Oh and another exciting piece of news that I picked up via Richard Hill’s twitter page (http://twitter.com/rhillrugby) – apparently Martin Johnson no less, will be riding day Three (Yeovil to Winchester) with us – how exciting is that?

So, with 25 days to go, that means I will be out probably only another 8 or so times in anger on the training front. The last week before the ride we have been told to take it very easy and get some rest before the event. I have only two weekends of riding therefore, and I need to make them count. Tomorrow therefore I am intending to do 80 miles, and then follow it with 60 on Sunday morning. There’ll be a few hills in there too. This will give me a taster of what is to come and how far I need to progress still. It is daunting, but very exciting too. It is interesting how you do progress with time, as the thought of 80 miles just four weeks ago would have terrified me, but now I am rather looking forward to it.
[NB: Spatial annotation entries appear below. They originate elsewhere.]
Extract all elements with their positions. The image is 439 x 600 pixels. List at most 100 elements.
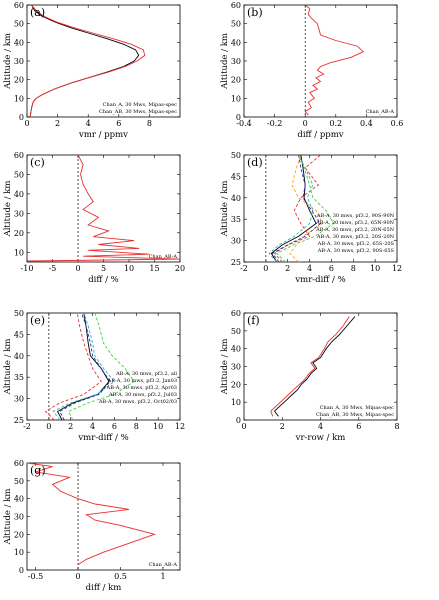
legend-entry: AB-A, 30 mws, pf3.2, all — [115, 371, 177, 377]
y-tick-label: 40 — [231, 38, 241, 47]
x-tick-label: 15 — [149, 264, 159, 273]
x-tick-label: 2 — [285, 264, 290, 273]
series-line — [52, 312, 116, 421]
legend-entry: AB-A, 30 mws, pf3.2, 20N-65N — [315, 227, 395, 233]
legend-entry: AB-A, 30 mws, pf3.2, 90S-65S — [317, 248, 395, 254]
series-line — [304, 4, 365, 116]
y-tick-label: 20 — [14, 76, 24, 85]
y-axis-label: Altitude / km — [220, 33, 230, 90]
series-line — [268, 154, 314, 263]
legend-entry: AB-A, 30 mws, pf3.2, 90S-90N — [316, 213, 395, 219]
panel-letter: (g) — [30, 464, 46, 477]
x-axis-label: vr-row / km — [295, 433, 346, 443]
x-tick-label: 10 — [124, 264, 134, 273]
legend-entry: Chan_AB-A — [149, 562, 178, 568]
plot-frame — [26, 154, 181, 263]
x-tick-label: 1 — [160, 572, 165, 581]
series-line — [26, 154, 181, 262]
legend-entry: AB-A, 30 mws, pf3.2, Jan03 — [107, 378, 177, 384]
y-tick-label: 20 — [14, 530, 24, 539]
series-line — [44, 312, 102, 421]
series-line — [271, 154, 322, 263]
y-tick-label: 35 — [14, 373, 24, 382]
y-tick-label: 35 — [231, 215, 241, 224]
y-axis-label: Altitude / km — [3, 489, 13, 546]
x-tick-label: 2 — [280, 422, 285, 431]
x-axis-label: vmr-diff / % — [77, 433, 128, 443]
y-tick-label: 0 — [236, 416, 241, 425]
series-line — [59, 312, 111, 421]
x-tick-label: 4 — [90, 422, 95, 431]
x-tick-label: 8 — [394, 422, 399, 431]
y-tick-label: 30 — [231, 363, 241, 372]
panel-letter: (b) — [247, 6, 263, 19]
y-tick-label: 40 — [231, 194, 241, 203]
panel-letter: (f) — [247, 314, 260, 327]
panel-letter: (e) — [30, 314, 45, 327]
x-tick-label: -0.5 — [28, 572, 43, 581]
y-tick-label: 20 — [14, 229, 24, 238]
y-tick-label: 10 — [14, 248, 24, 257]
x-tick-label: 6 — [112, 422, 117, 431]
x-tick-label: 0.2 — [329, 119, 342, 128]
y-tick-label: 50 — [231, 20, 241, 29]
x-tick-label: -2 — [23, 422, 31, 431]
y-tick-label: 45 — [14, 330, 24, 339]
series-line — [289, 154, 324, 263]
chart-b: -0.4 -0.2 0 0.2 0.4 0.6 0 10 20 30 40 50 60 Chan_AB-A… — [220, 1, 403, 140]
x-tick-label: 0.6 — [391, 119, 404, 128]
y-axis-label: Altitude / km — [3, 181, 13, 238]
plot-frame — [26, 462, 181, 571]
series-line — [274, 316, 356, 417]
series-line — [67, 312, 135, 421]
chart-d: -2 0 2 4 6 8 10 12 25 30 35 40 45 50 AB-A, 30 mws, pf3… — [220, 151, 402, 285]
y-tick-label: 40 — [231, 345, 241, 354]
x-tick-label: 4 — [318, 422, 323, 431]
y-tick-label: 20 — [231, 380, 241, 389]
x-tick-label: 0 — [241, 422, 246, 431]
legend-entry: Chan_AB-A — [366, 109, 395, 115]
x-tick-label: -5 — [49, 264, 57, 273]
y-tick-label: 20 — [231, 76, 241, 85]
x-tick-label: -0.2 — [267, 119, 282, 128]
y-tick-label: 60 — [14, 459, 24, 468]
series-line — [270, 154, 317, 263]
series-line — [57, 312, 110, 421]
y-tick-label: 60 — [14, 151, 24, 160]
x-tick-label: 0 — [75, 264, 80, 273]
x-tick-label: 6 — [116, 119, 121, 128]
x-tick-label: 8 — [351, 264, 356, 273]
y-tick-label: 30 — [231, 57, 241, 66]
x-axis-label: diff / km — [86, 583, 122, 593]
legend-entry: Chan_A, 30 Mws, Mipas-spec — [320, 405, 395, 411]
x-tick-label: 12 — [392, 264, 402, 273]
y-tick-label: 60 — [14, 1, 24, 10]
chart-c: -10 -5 0 5 10 15 20 10 20 30 40 50 60 Chan_AB-A (c) dif… — [3, 151, 185, 285]
legend-entry: AB-A, 30 mws, pf3.2, 65S-20S — [317, 241, 395, 247]
y-tick-label: 50 — [14, 170, 24, 179]
legend-entry: Chan_AB, 30 Mws, Mipas-spec — [99, 109, 177, 115]
y-tick-label: 30 — [14, 513, 24, 522]
panel-letter: (a) — [30, 6, 45, 19]
legend-entry: Chan_AB-A — [149, 254, 178, 260]
y-tick-label: 60 — [231, 309, 241, 318]
legend-entry: AB-A, 30 mws, pf3.2, Apr03 — [106, 385, 177, 391]
x-tick-label: 0 — [303, 119, 308, 128]
series-line — [276, 154, 335, 263]
y-tick-label: 50 — [231, 327, 241, 336]
x-tick-label: -0.4 — [236, 119, 251, 128]
x-axis-label: vmr-diff / % — [294, 275, 345, 285]
y-axis-label: Altitude / km — [3, 33, 13, 90]
y-tick-label: 0 — [19, 566, 24, 575]
y-tick-label: 40 — [14, 190, 24, 199]
x-tick-label: 8 — [134, 422, 139, 431]
x-axis-label: diff / ppmv — [297, 130, 343, 140]
panel-letter: (c) — [30, 156, 45, 169]
legend-entry: AB-A, 30 mws, pf3.2, Jul03 — [108, 392, 177, 398]
y-tick-label: 10 — [14, 94, 24, 103]
x-tick-label: 20 — [175, 264, 185, 273]
y-tick-label: 60 — [231, 1, 241, 10]
x-tick-label: 2 — [55, 119, 60, 128]
chart-a: 0 2 4 6 8 0 10 20 30 40 50 60 Chan_A, 30 Mws, Mipas-… — [3, 1, 181, 140]
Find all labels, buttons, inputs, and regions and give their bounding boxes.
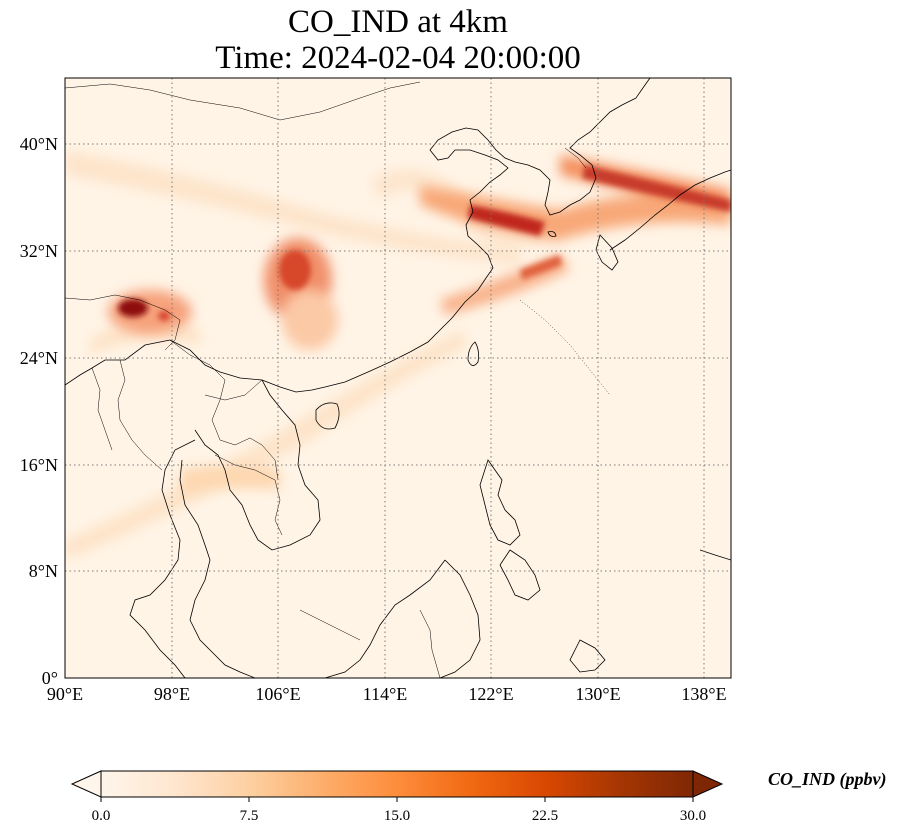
lon-tick-122e: 122°E bbox=[468, 684, 513, 704]
lon-tick-labels: 90°E 98°E 106°E 114°E 122°E 130°E 138°E bbox=[47, 684, 727, 704]
lat-tick-32n: 32°N bbox=[20, 241, 58, 261]
title-line-2: Time: 2024-02-04 20:00:00 bbox=[215, 40, 581, 76]
lat-tick-8n: 8°N bbox=[29, 561, 58, 581]
lat-tick-16n: 16°N bbox=[20, 455, 58, 475]
lon-tick-138e: 138°E bbox=[681, 684, 726, 704]
lat-tick-0: 0° bbox=[42, 668, 58, 688]
colorbar-tick-0: 0.0 bbox=[92, 808, 111, 824]
lon-tick-130e: 130°E bbox=[575, 684, 620, 704]
lon-tick-90e: 90°E bbox=[47, 684, 83, 704]
lat-tick-40n: 40°N bbox=[20, 134, 58, 154]
lat-tick-24n: 24°N bbox=[20, 348, 58, 368]
concentration-field bbox=[65, 78, 731, 678]
lat-tick-labels: 0° 8°N 16°N 24°N 32°N 40°N bbox=[20, 134, 58, 688]
colorbar-extend-min bbox=[70, 770, 102, 798]
colorbar-extend-max bbox=[692, 770, 724, 798]
country-borders bbox=[65, 81, 587, 678]
gridlines bbox=[65, 78, 731, 678]
title-line-1: CO_IND at 4km bbox=[288, 4, 508, 40]
lon-tick-98e: 98°E bbox=[154, 684, 190, 704]
colorbar-tick-3: 22.5 bbox=[532, 808, 558, 824]
colorbar-tick-1: 7.5 bbox=[240, 808, 259, 824]
colorbar-tick-2: 15.0 bbox=[384, 808, 410, 824]
colorbar: 0.0 7.5 15.0 22.5 30.0 bbox=[70, 770, 724, 824]
colorbar-tick-4: 30.0 bbox=[680, 808, 706, 824]
coastlines bbox=[65, 78, 731, 678]
colorbar-gradient bbox=[101, 771, 693, 797]
map-title: CO_IND at 4km Time: 2024-02-04 20:00:00 bbox=[64, 4, 732, 76]
lon-tick-106e: 106°E bbox=[255, 684, 300, 704]
lon-tick-114e: 114°E bbox=[363, 684, 408, 704]
map-frame bbox=[64, 77, 732, 679]
colorbar-label: CO_IND (ppbv) bbox=[768, 769, 887, 789]
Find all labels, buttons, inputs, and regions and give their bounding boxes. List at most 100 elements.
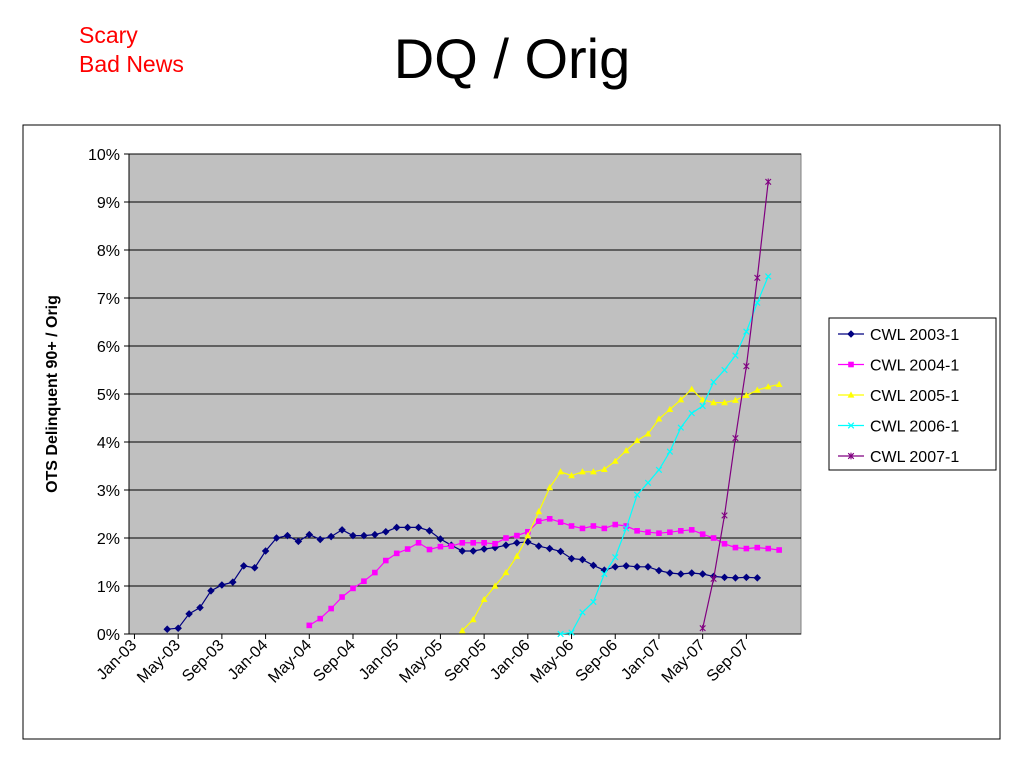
data-point <box>765 545 772 552</box>
data-point <box>239 562 248 570</box>
data-point <box>546 516 553 522</box>
data-point <box>207 587 215 595</box>
data-point <box>644 430 652 437</box>
data-point <box>557 630 564 638</box>
data-point <box>502 568 510 576</box>
data-point <box>644 479 652 487</box>
data-point <box>567 554 576 563</box>
data-point <box>338 526 346 534</box>
data-point <box>732 396 739 403</box>
data-point <box>677 396 685 403</box>
data-point <box>502 541 510 549</box>
slide-title: DQ / Orig <box>393 27 631 90</box>
data-point <box>847 391 855 398</box>
data-point <box>458 547 467 555</box>
y-tick-label: 2% <box>97 531 120 548</box>
data-point <box>710 399 717 406</box>
data-point <box>514 532 520 539</box>
legend-label: CWL 2003-1 <box>870 327 959 344</box>
data-point <box>720 573 729 582</box>
data-point <box>634 528 640 534</box>
data-point <box>764 383 772 390</box>
legend-label: CWL 2007-1 <box>870 449 959 466</box>
data-point <box>294 537 303 546</box>
legend-entry: CWL 2003-1 <box>838 327 959 344</box>
data-point <box>764 273 772 280</box>
data-point <box>655 566 663 575</box>
y-tick-label: 9% <box>97 195 120 212</box>
data-point <box>666 405 674 412</box>
data-point <box>546 484 554 491</box>
data-point <box>699 402 706 410</box>
data-point <box>469 547 477 555</box>
data-point <box>360 531 368 540</box>
data-point <box>458 627 466 634</box>
data-point <box>437 543 444 550</box>
data-point <box>847 330 855 338</box>
data-point <box>847 422 855 429</box>
data-point <box>535 518 542 524</box>
data-point <box>328 605 334 612</box>
data-point <box>732 434 739 442</box>
data-point <box>382 557 389 564</box>
data-point <box>601 525 608 532</box>
data-point <box>743 362 750 370</box>
data-point <box>578 555 587 564</box>
data-point <box>742 573 751 582</box>
data-point <box>847 452 855 460</box>
data-point <box>622 447 630 454</box>
data-point <box>503 535 509 541</box>
data-point <box>732 352 739 359</box>
data-point <box>678 528 684 534</box>
data-point <box>174 624 182 633</box>
data-point <box>229 578 237 586</box>
data-point <box>524 532 532 539</box>
series-cwl-2006-1 <box>557 273 772 638</box>
data-point <box>403 523 412 532</box>
series-cwl-2005-1 <box>458 380 783 634</box>
data-point <box>339 594 345 600</box>
data-point <box>721 512 728 519</box>
data-point <box>688 409 695 417</box>
data-point <box>535 508 543 515</box>
data-point <box>350 585 356 592</box>
data-point <box>656 530 662 536</box>
data-point <box>699 624 706 632</box>
data-point <box>731 574 740 582</box>
data-point <box>645 529 651 536</box>
legend-entry: CWL 2006-1 <box>838 419 959 436</box>
y-tick-label: 7% <box>97 291 120 308</box>
series-layer <box>163 178 783 638</box>
data-point <box>470 540 476 546</box>
data-point <box>688 527 695 533</box>
y-tick-label: 4% <box>97 435 120 452</box>
data-point <box>568 629 575 636</box>
data-point <box>742 391 750 399</box>
y-tick-label: 3% <box>97 483 120 500</box>
data-point <box>480 595 488 603</box>
scary-bad-news-note: Scary Bad News <box>79 21 184 79</box>
y-tick-label: 5% <box>97 387 120 404</box>
data-point <box>317 615 324 622</box>
data-point <box>590 598 597 606</box>
data-point <box>534 542 543 550</box>
data-point <box>611 563 620 571</box>
data-point <box>306 622 313 629</box>
data-point <box>633 491 641 499</box>
data-point <box>316 535 324 544</box>
data-point <box>372 569 378 576</box>
y-tick-label: 6% <box>97 339 120 356</box>
data-point <box>677 424 685 431</box>
data-point <box>666 569 674 577</box>
data-point <box>480 545 488 553</box>
data-point <box>349 531 357 540</box>
data-point <box>743 545 750 552</box>
data-point <box>754 274 761 282</box>
data-point <box>382 527 390 536</box>
data-point <box>579 525 586 532</box>
data-point <box>448 543 455 549</box>
data-point <box>568 472 575 479</box>
data-point <box>721 399 728 406</box>
data-point <box>436 535 445 543</box>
On Sunday after an early morning ride I am getting a visit from Darina and Paul, who are doing Kilimanjaro next month. They originally contacted me via this blog, and are coming to have a look at my pictures and stuff. I get to talk about Kilimanjaro all over again – yippee! Here is a link to their blog so you can see how they are getting on:


OK that’s all for now – off to work, and have just got my head together after an early morning swim in the Thames. Yes you read that right, I must be flipping nuts!


And so further to my last post on the demerits of Health & Safety policies, I have been in touch with the nice folks at The Great British Bike Ride. It seems that what happened is the following:

When I signed up for the GBBR (I was the 24th person to do so), it was the intention that we would indeed all be cycling into Twickenham. It seems however that the RFU then decided that this would not be a good idea from a Health & Safety perspective, and suggested that we could perhaps ‘stand in the corner of the stadium’ or something like that. It seems then that various conversations took place with the GBBR people, and that eventually a compromise was reached whereupon 10 people will be allowed to cycle into the stadium, and the others can walk or jog behind. I was told that this all happened about two months ago, and that subsequently people who signed up were told this, and so I was the only one who piped up as I didn’t know. I apologised to Barry at the the GBBR for causing any consternation with either my blog or the email that I sent him whilst on holiday, and he said he understood why I felt aggrieved as I was not party to this information.

So all is fine and ‘water under the bridge’ as it were. I still think it is a shame that we can’t cycle in, but I now understand the reasons why, and so that is the end of the matter as far as I am concerned.

I am very fired up for the GBBR. It is clearly a fantastically well organised event, and I am very impressed by everything the orgnaisers have done. I  just hope I do myself justice.

So meantime I need to get on with the cycling. I have just got back from holiday last night, and so this evening will be my first time in the saddle for 10 days. I think it is going to hurt………I shall let you know how I get on.